Karthik (Shiva) as the man in love with his team-mate Pazhani's sister, Nitin Satya as Pazhani, Jai who plays Raghu and Ajairaj (the ambulance driver) make quite an impression. It's a noteworthy break for Arvind Akash (the man working at the food joint) who has been in the wings for quite a while now. But the one who stumps you with his admirable portrayal is Premji. Why has he confined himself to music alone for so long? Brother Venkat Prabhu has utilised his potential admirably in `Chennai ... ' As Seenu, Premji has you in splits most of the time. Given a chance he could give fellow comedians a run for their money.
Other highs and lows
Vaali's lyrics for the `Un Paarvai' song, Yuvan's music, the way the sequence has been shot and the locations are some of the aesthetic highlights of `Chennai 600028.' But Shakti Saravanan's camera work includes inappropriate tones, and lighting gives the feeling that you're watching a film made sometime ago. Dialogue too is not always audible. There's too much of noise all over the screen that it's tough to follow what's being said.

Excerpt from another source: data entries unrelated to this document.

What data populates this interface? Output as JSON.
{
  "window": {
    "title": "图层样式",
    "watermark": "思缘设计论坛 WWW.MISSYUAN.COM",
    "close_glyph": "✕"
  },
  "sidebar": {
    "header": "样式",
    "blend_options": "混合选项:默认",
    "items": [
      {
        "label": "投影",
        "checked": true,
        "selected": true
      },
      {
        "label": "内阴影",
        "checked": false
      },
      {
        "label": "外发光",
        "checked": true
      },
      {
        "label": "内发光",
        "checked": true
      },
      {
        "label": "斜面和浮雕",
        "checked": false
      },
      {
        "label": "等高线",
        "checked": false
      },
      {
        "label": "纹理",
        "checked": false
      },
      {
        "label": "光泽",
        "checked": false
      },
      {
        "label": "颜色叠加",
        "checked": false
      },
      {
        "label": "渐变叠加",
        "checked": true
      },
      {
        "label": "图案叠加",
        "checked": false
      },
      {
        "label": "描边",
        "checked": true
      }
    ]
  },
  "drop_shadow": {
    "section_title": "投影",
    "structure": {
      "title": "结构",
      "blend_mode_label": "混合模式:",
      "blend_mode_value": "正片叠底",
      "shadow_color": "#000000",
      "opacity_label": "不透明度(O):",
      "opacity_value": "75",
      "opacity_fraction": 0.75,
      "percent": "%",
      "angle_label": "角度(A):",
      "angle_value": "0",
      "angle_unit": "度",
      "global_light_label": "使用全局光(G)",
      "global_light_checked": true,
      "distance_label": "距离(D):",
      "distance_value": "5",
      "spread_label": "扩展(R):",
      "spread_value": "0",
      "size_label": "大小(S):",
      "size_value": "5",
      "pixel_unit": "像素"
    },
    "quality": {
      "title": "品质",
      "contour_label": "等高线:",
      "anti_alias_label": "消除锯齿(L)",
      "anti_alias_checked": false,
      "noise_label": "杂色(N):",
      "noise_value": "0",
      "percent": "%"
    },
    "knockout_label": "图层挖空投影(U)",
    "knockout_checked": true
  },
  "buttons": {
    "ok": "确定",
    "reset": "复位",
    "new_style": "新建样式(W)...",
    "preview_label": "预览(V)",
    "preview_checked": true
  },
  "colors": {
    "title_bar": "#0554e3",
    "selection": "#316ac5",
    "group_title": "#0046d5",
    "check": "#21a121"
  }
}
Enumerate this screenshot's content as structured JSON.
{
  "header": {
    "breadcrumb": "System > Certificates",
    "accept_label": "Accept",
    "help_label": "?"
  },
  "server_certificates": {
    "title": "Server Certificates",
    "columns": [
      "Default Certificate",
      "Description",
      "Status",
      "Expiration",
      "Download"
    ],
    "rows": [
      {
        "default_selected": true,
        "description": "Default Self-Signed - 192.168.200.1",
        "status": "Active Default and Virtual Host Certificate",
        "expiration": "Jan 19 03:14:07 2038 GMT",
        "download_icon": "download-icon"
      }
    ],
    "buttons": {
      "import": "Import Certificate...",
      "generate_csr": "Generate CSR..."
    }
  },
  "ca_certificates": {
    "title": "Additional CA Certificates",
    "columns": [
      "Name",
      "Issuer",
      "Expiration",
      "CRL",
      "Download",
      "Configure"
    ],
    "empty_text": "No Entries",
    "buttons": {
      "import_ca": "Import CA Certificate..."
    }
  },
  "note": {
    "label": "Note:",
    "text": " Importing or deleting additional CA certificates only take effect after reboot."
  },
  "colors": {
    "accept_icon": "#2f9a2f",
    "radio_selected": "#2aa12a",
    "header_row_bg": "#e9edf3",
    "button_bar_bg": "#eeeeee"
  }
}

The background score doesn't better matters either, and the scenes in the latter part of the film could have been pruned more.
Every city youngster would have experienced one or the other situation projected in `Chennai ... ' And that's the film's USP. Venkat Prabhu has shown that without a glowing star cast or formulaic gibberish, enjoyable films can be made. Down-to-earth approach and levity are Prabhu's strengths. `Chennai 600028' is proof enough.